Dépendance à certaines matières premières : « Personne ne s’est posé la question »
« Sans cette crise sanitaire, on se demande si nos gouvernements se seraient saisis de la question », se désole Franck Montaugé, sénateur socialiste du Gers spécialiste des questions industrielles. Le premier plan de ce rapport vise en effet à poser un diagnostic précis sur l’état exacts des « intrants vulnérables et stratégiques » desquels dépend l’économie française. Des inventaires « embryonnaires » ont été lancés, notamment par Agnès Pannier-Runacher après la crise covid, mais sans souci de définir l’importance de certaines importations, explique Sophie Primas. La sénatrice prend l’exemple du recensement par l’administration de l’approvisionnement français en plantes en plastique, dont la pertinence peine à sauter aux yeux. La présidente de la commission des Affaires économiques rappelle que 80 % du déficit commercial français correspond à seulement 900 produits, d’où l’intérêt de les identifier précisément. « Cette cartographie n’existe pas. Notre pays, avec les moyens scientifiques et administratifs dont on dispose, n’est pas capable de savoir dans le détail sur quel secteur nous sommes souverains, et sur quels secteurs nous sommes vulnérables. En fait, personne ne s’est posé la question », alerte Franck Montaugé.

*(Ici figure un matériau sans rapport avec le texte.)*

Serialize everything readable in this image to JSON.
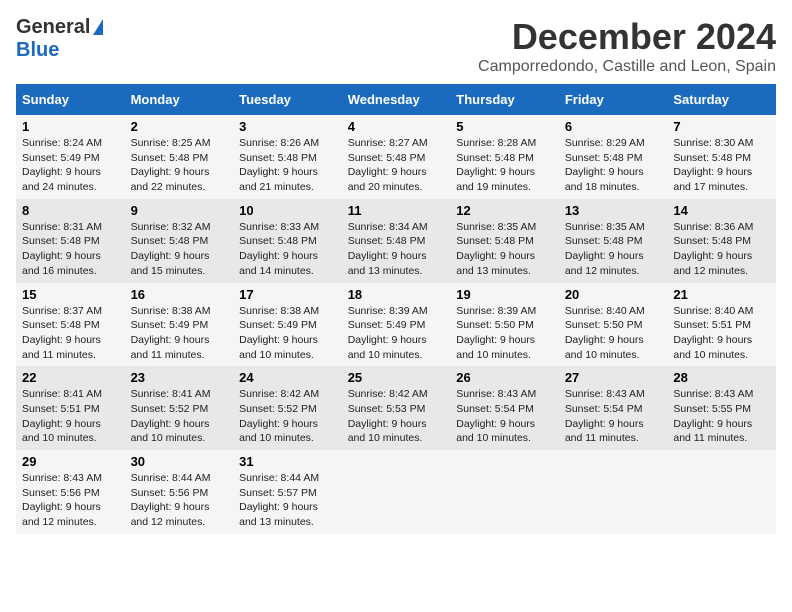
{
  "header": {
    "logo_general": "General",
    "logo_blue": "Blue",
    "title": "December 2024",
    "subtitle": "Camporredondo, Castille and Leon, Spain"
  },
  "days_of_week": [
    "Sunday",
    "Monday",
    "Tuesday",
    "Wednesday",
    "Thursday",
    "Friday",
    "Saturday"
  ],
  "weeks": [
    [
      {
        "day": "1",
        "sunrise": "8:24 AM",
        "sunset": "5:49 PM",
        "daylight": "9 hours and 24 minutes."
      },
      {
        "day": "2",
        "sunrise": "8:25 AM",
        "sunset": "5:48 PM",
        "daylight": "9 hours and 22 minutes."
      },
      {
        "day": "3",
        "sunrise": "8:26 AM",
        "sunset": "5:48 PM",
        "daylight": "9 hours and 21 minutes."
      },
      {
        "day": "4",
        "sunrise": "8:27 AM",
        "sunset": "5:48 PM",
        "daylight": "9 hours and 20 minutes."
      },
      {
        "day": "5",
        "sunrise": "8:28 AM",
        "sunset": "5:48 PM",
        "daylight": "9 hours and 19 minutes."
      },
      {
        "day": "6",
        "sunrise": "8:29 AM",
        "sunset": "5:48 PM",
        "daylight": "9 hours and 18 minutes."
      },
      {
        "day": "7",
        "sunrise": "8:30 AM",
        "sunset": "5:48 PM",
        "daylight": "9 hours and 17 minutes."
      }
    ],
    [
      {
        "day": "8",
        "sunrise": "8:31 AM",
        "sunset": "5:48 PM",
        "daylight": "9 hours and 16 minutes."
      },
      {
        "day": "9",
        "sunrise": "8:32 AM",
        "sunset": "5:48 PM",
        "daylight": "9 hours and 15 minutes."
      },
      {
        "day": "10",
        "sunrise": "8:33 AM",
        "sunset": "5:48 PM",
        "daylight": "9 hours and 14 minutes."
      },
      {
        "day": "11",
        "sunrise": "8:34 AM",
        "sunset": "5:48 PM",
        "daylight": "9 hours and 13 minutes."
      },
      {
        "day": "12",
        "sunrise": "8:35 AM",
        "sunset": "5:48 PM",
        "daylight": "9 hours and 13 minutes."
      },
      {
        "day": "13",
        "sunrise": "8:35 AM",
        "sunset": "5:48 PM",
        "daylight": "9 hours and 12 minutes."
      },
      {
        "day": "14",
        "sunrise": "8:36 AM",
        "sunset": "5:48 PM",
        "daylight": "9 hours and 12 minutes."
      }
    ],
    [
      {
        "day": "15",
        "sunrise": "8:37 AM",
        "sunset": "5:48 PM",
        "daylight": "9 hours and 11 minutes."
      },
      {
        "day": "16",
        "sunrise": "8:38 AM",
        "sunset": "5:49 PM",
        "daylight": "9 hours and 11 minutes."
      },
      {
        "day": "17",
        "sunrise": "8:38 AM",
        "sunset": "5:49 PM",
        "daylight": "9 hours and 10 minutes."
      },
      {
        "day": "18",
        "sunrise": "8:39 AM",
        "sunset": "5:49 PM",
        "daylight": "9 hours and 10 minutes."
      },
      {
        "day": "19",
        "sunrise": "8:39 AM",
        "sunset": "5:50 PM",
        "daylight": "9 hours and 10 minutes."
      },
      {
        "day": "20",
        "sunrise": "8:40 AM",
        "sunset": "5:50 PM",
        "daylight": "9 hours and 10 minutes."
      },
      {
        "day": "21",
        "sunrise": "8:40 AM",
        "sunset": "5:51 PM",
        "daylight": "9 hours and 10 minutes."
      }
    ],
    [
      {
        "day": "22",
        "sunrise": "8:41 AM",
        "sunset": "5:51 PM",
        "daylight": "9 hours and 10 minutes."
      },
      {
        "day": "23",
        "sunrise": "8:41 AM",
        "sunset": "5:52 PM",
        "daylight": "9 hours and 10 minutes."
      },
      {
        "day": "24",
        "sunrise": "8:42 AM",
        "sunset": "5:52 PM",
        "daylight": "9 hours and 10 minutes."
      },
      {
        "day": "25",
        "sunrise": "8:42 AM",
        "sunset": "5:53 PM",
        "daylight": "9 hours and 10 minutes."
      },
      {
        "day": "26",
        "sunrise": "8:43 AM",
        "sunset": "5:54 PM",
        "daylight": "9 hours and 10 minutes."
      },
      {
        "day": "27",
        "sunrise": "8:43 AM",
        "sunset": "5:54 PM",
        "daylight": "9 hours and 11 minutes."
      },
      {
        "day": "28",
        "sunrise": "8:43 AM",
        "sunset": "5:55 PM",
        "daylight": "9 hours and 11 minutes."
      }
    ],
    [
      {
        "day": "29",
        "sunrise": "8:43 AM",
        "sunset": "5:56 PM",
        "daylight": "9 hours and 12 minutes."
      },
      {
        "day": "30",
        "sunrise": "8:44 AM",
        "sunset": "5:56 PM",
        "daylight": "9 hours and 12 minutes."
      },
      {
        "day": "31",
        "sunrise": "8:44 AM",
        "sunset": "5:57 PM",
        "daylight": "9 hours and 13 minutes."
      },
      null,
      null,
      null,
      null
    ]
  ],
  "labels": {
    "sunrise": "Sunrise:",
    "sunset": "Sunset:",
    "daylight": "Daylight:"
  }
}
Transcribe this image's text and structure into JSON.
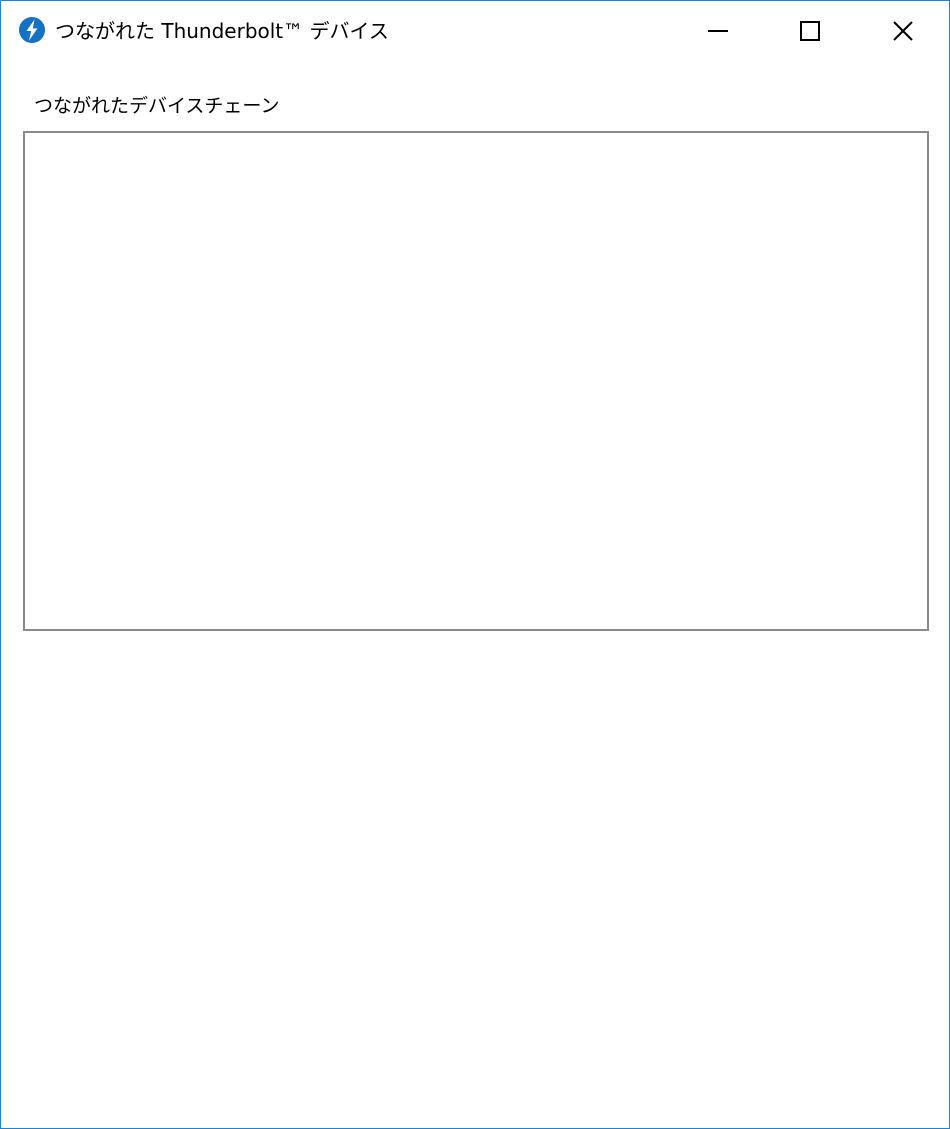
{
  "window": {
    "title": "つながれた Thunderbolt™ デバイス",
    "icon": "thunderbolt-icon",
    "border_color": "#1883d7",
    "icon_color": "#1572c3",
    "controls": {
      "minimize_icon": "minimize-icon",
      "maximize_icon": "maximize-icon",
      "close_icon": "close-icon"
    }
  },
  "main": {
    "section_label": "つながれたデバイスチェーン",
    "device_chain_items": []
  }
}
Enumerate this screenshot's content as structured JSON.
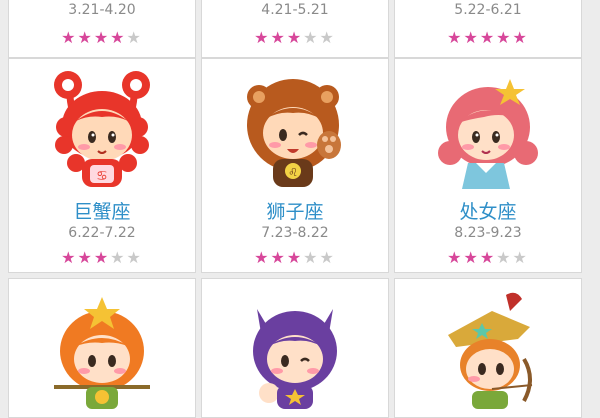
{
  "colors": {
    "star_filled": "#d7479a",
    "star_empty": "#c9c9c9",
    "name": "#2f8fc8",
    "date": "#8a8a8a"
  },
  "signs": [
    {
      "name": "",
      "dates": "3.21-4.20",
      "rating": 4,
      "icon": "aries-character-icon"
    },
    {
      "name": "",
      "dates": "4.21-5.21",
      "rating": 3,
      "icon": "taurus-character-icon"
    },
    {
      "name": "",
      "dates": "5.22-6.21",
      "rating": 5,
      "icon": "gemini-character-icon"
    },
    {
      "name": "巨蟹座",
      "dates": "6.22-7.22",
      "rating": 3,
      "icon": "cancer-crab-character-icon"
    },
    {
      "name": "狮子座",
      "dates": "7.23-8.22",
      "rating": 3,
      "icon": "leo-lion-character-icon"
    },
    {
      "name": "处女座",
      "dates": "8.23-9.23",
      "rating": 3,
      "icon": "virgo-maiden-character-icon"
    },
    {
      "name": "",
      "dates": "",
      "rating": 0,
      "icon": "libra-scales-character-icon"
    },
    {
      "name": "",
      "dates": "",
      "rating": 0,
      "icon": "scorpio-character-icon"
    },
    {
      "name": "",
      "dates": "",
      "rating": 0,
      "icon": "sagittarius-archer-character-icon"
    }
  ]
}
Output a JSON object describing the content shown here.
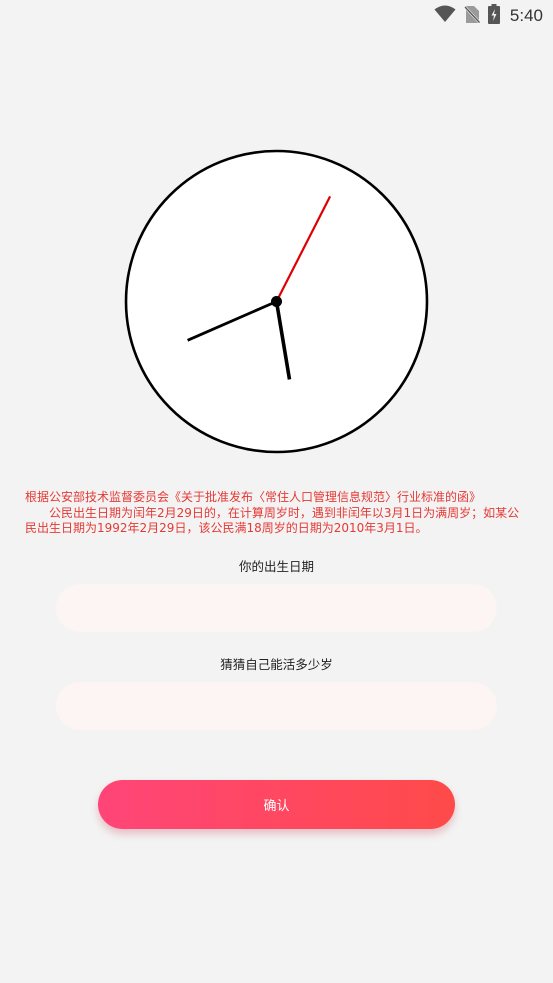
{
  "status_bar": {
    "time": "5:40",
    "icons": [
      "wifi-icon",
      "no-sim-icon",
      "battery-charging-icon"
    ]
  },
  "clock": {
    "hour": 5,
    "minute": 41,
    "second": 4.5,
    "face_color": "#ffffff",
    "rim_color": "#000000",
    "second_hand_color": "#e00000"
  },
  "notice": {
    "line1": "根据公安部技术监督委员会《关于批准发布〈常住人口管理信息规范〉行业标准的函》",
    "line2": "公民出生日期为闰年2月29日的，在计算周岁时，遇到非闰年以3月1日为满周岁；如某公民出生日期为1992年2月29日，该公民满18周岁的日期为2010年3月1日。",
    "color": "#e53935"
  },
  "form": {
    "birth_label": "你的出生日期",
    "birth_value": "",
    "guess_label": "猜猜自己能活多少岁",
    "guess_value": "",
    "confirm_label": "确认"
  },
  "colors": {
    "background": "#f3f3f3",
    "input_bg": "#fdf4f4",
    "button_gradient_start": "#ff4578",
    "button_gradient_end": "#ff4a4a"
  }
}
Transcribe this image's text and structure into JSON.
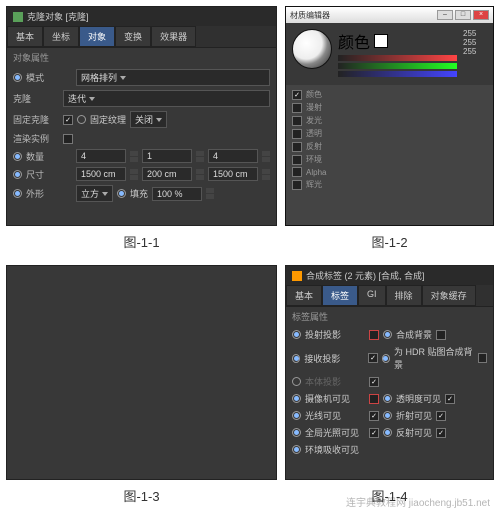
{
  "p1": {
    "title": "克隆对象 [克隆]",
    "tabs": [
      "基本",
      "坐标",
      "对象",
      "变换",
      "效果器"
    ],
    "active": 2,
    "section": "对象属性",
    "mode_lbl": "模式",
    "mode_val": "网格排列",
    "clone_lbl": "克隆",
    "clone_val": "迭代",
    "fix_lbl": "固定克隆",
    "fixtex_lbl": "固定纹理",
    "fixtex_val": "关闭",
    "inst_lbl": "渲染实例",
    "count_lbl": "数量",
    "c1": "4",
    "c2": "1",
    "c3": "4",
    "size_lbl": "尺寸",
    "s1": "1500 cm",
    "s2": "200 cm",
    "s3": "1500 cm",
    "shape_lbl": "外形",
    "shape_val": "立方",
    "fill_lbl": "填充",
    "fill_val": "100 %",
    "caption": "图-1-1"
  },
  "p2": {
    "wintitle": "材质编辑器",
    "channel": "颜色",
    "v255": "255",
    "rows": [
      "颜色",
      "漫射",
      "发光",
      "透明",
      "反射",
      "环境",
      "Alpha",
      "辉光"
    ],
    "caption": "图-1-2"
  },
  "p3": {
    "caption": "图-1-3"
  },
  "p4": {
    "title": "合成标签 (2 元素) [合成, 合成]",
    "tabs": [
      "基本",
      "标签",
      "GI",
      "排除",
      "对象缓存"
    ],
    "active": 1,
    "section": "标签属性",
    "r1a": "投射投影",
    "r1b": "合成背景",
    "r2a": "接收投影",
    "r2b": "为 HDR 贴图合成背景",
    "r3": "本体投影",
    "r4a": "摄像机可见",
    "r4b": "透明度可见",
    "r5a": "光线可见",
    "r5b": "折射可见",
    "r6a": "全局光照可见",
    "r6b": "反射可见",
    "r7": "环境吸收可见",
    "caption": "图-1-4",
    "wm": "连宇典教程网 jiaocheng.jb51.net"
  }
}
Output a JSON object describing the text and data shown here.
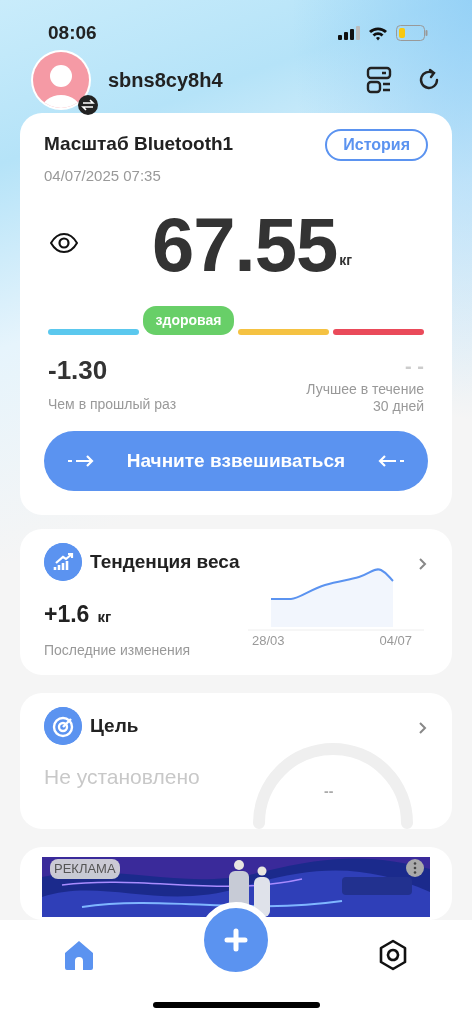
{
  "status_bar": {
    "time": "08:06"
  },
  "profile": {
    "username": "sbns8cy8h4"
  },
  "scale_card": {
    "title": "Масштаб Bluetooth1",
    "history_button": "История",
    "timestamp": "04/07/2025 07:35",
    "weight": "67.55",
    "unit": "кг",
    "status_label": "здоровая",
    "segments": [
      {
        "color": "#5bc8ee",
        "selected": false
      },
      {
        "color": "#68cf68",
        "selected": true
      },
      {
        "color": "#f5c242",
        "selected": false
      },
      {
        "color": "#ea4a5a",
        "selected": false
      }
    ],
    "change": "-1.30",
    "change_label": "Чем в прошлый раз",
    "best": "- -",
    "best_label": "Лучшее в течение 30 дней",
    "weigh_button": "Начните взвешиваться"
  },
  "trend_card": {
    "title": "Тенденция веса",
    "value": "+1.6",
    "unit": "кг",
    "label": "Последние изменения",
    "x_start": "28/03",
    "x_end": "04/07"
  },
  "goal_card": {
    "title": "Цель",
    "value": "Не установлено",
    "gauge_value": "--"
  },
  "ad": {
    "badge": "РЕКЛАМА",
    "kind": "picture"
  },
  "nav": [
    {
      "kind": "home",
      "selected": true
    },
    {
      "kind": "settings",
      "selected": false
    }
  ]
}
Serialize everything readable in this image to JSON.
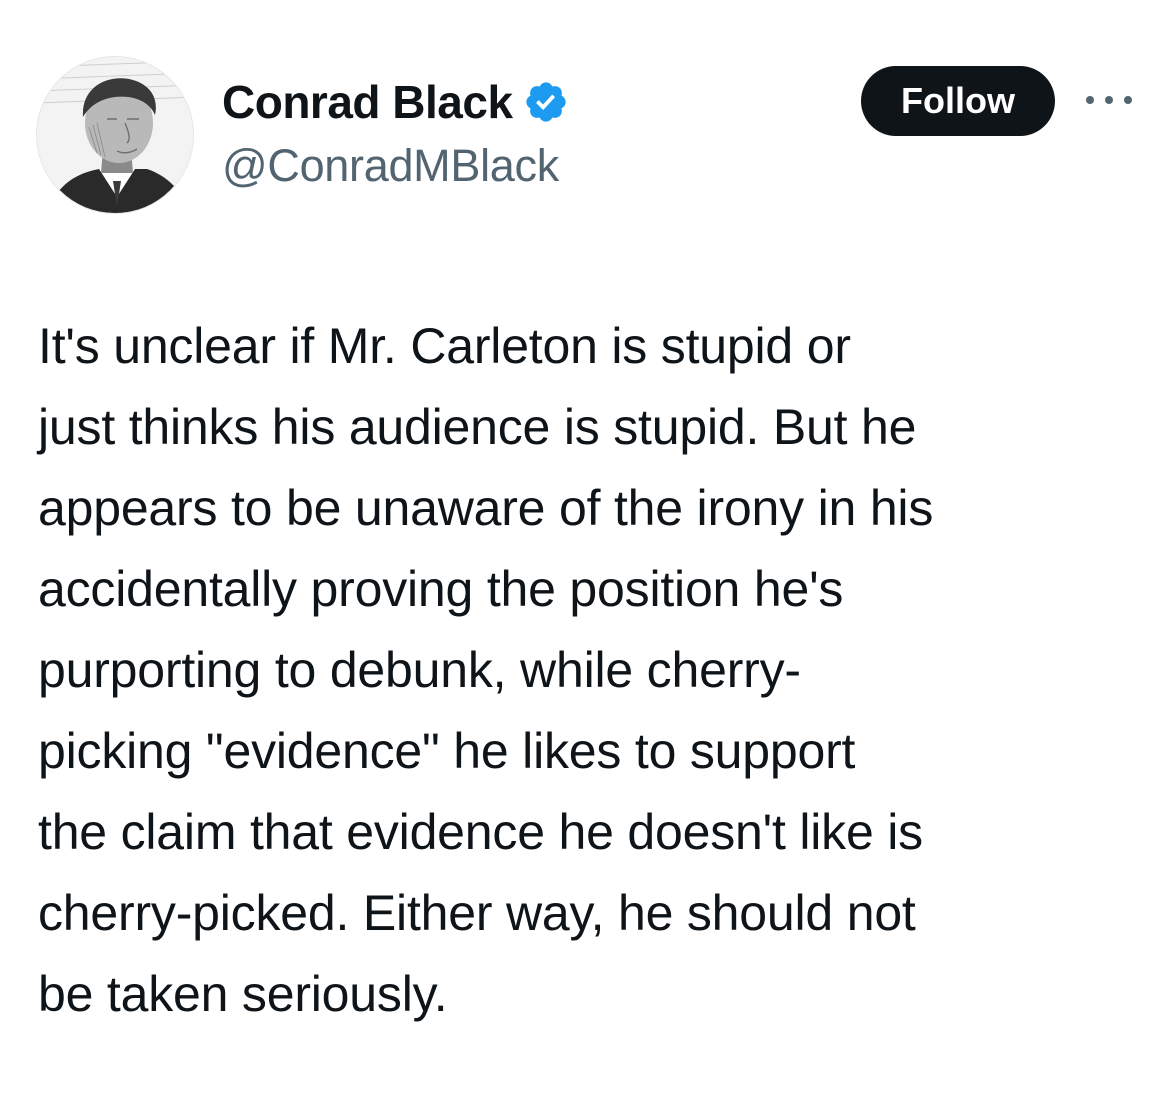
{
  "author": {
    "display_name": "Conrad Black",
    "handle": "@ConradMBlack",
    "verified": true,
    "verified_color": "#1d9bf0"
  },
  "actions": {
    "follow_label": "Follow"
  },
  "tweet": {
    "lines": [
      "It's unclear if Mr. Carleton is stupid or",
      "just thinks his audience is stupid. But he",
      "appears to be unaware of the irony in his",
      "accidentally proving the position he's",
      "purporting to debunk, while cherry-",
      "picking \"evidence\" he likes to support",
      "the claim that evidence he doesn't like is",
      "cherry-picked. Either way, he should not",
      "be taken seriously."
    ]
  },
  "icons": {
    "verified": "verified-badge-icon",
    "more": "more-options-icon"
  }
}
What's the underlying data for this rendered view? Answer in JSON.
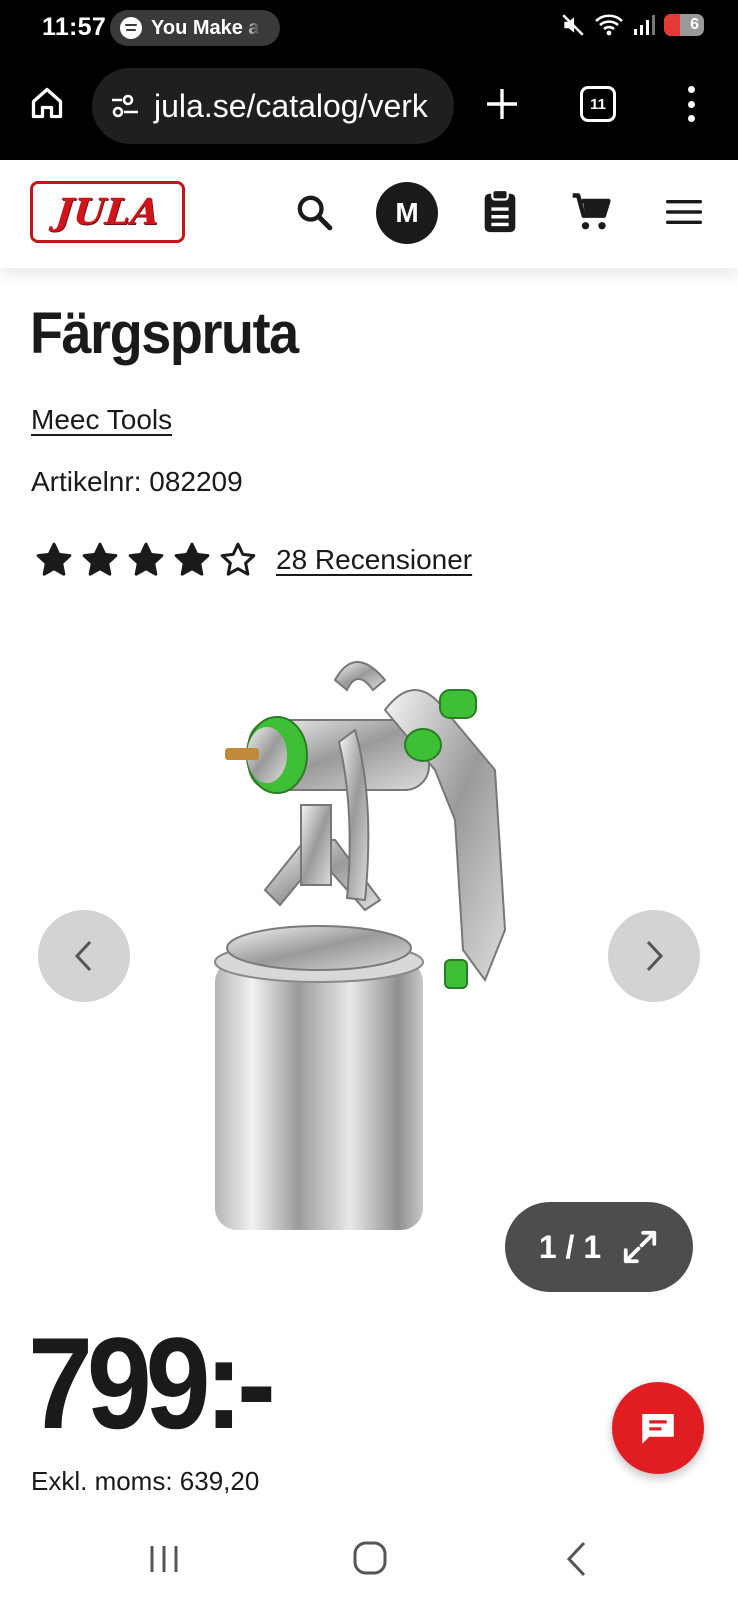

Le but pour les sénateurs est donc bien de « cartographier » filière par filière, les chaînes de valeur mondiales, afin d’identifier les secteurs critiques et de mettre en place des solutions pour retrouver une « souveraineté économique. » Ce qui n’implique pas nécessairement de tout relocaliser, insistent-ils en évoquant des solutions de stockage stratégique, avec une fiscalité adaptée, propose par exemple Franck Montaugé. Sur l’exemple hautement symbolique des masques, la France paraît difficilement compétitive pour relocaliser la production en France, en revanche il est possible de constituer d’importants stocks stratégiques en mettant par exemple en place une fiscalité avantageuse sur ces importations. Mais l’Etat pourrait aussi miser sur une diversification des approvisionnements ou des partenariats et des achats communs à l’échelle de l’Union Européenne. « On ne peut pas relocaliser n’importe quoi », conclut Franck Montaugé, rejoint par Amel Gacquerre, qui ajoute qu’il est nécessaire pour cela d’avoir des compétences disponibles, ce qui est loin d’être évident dans certains secteurs, comme la soudure. « On le dit depuis 20 ans », regrette la sénatrice centriste du Pas-de-Calais.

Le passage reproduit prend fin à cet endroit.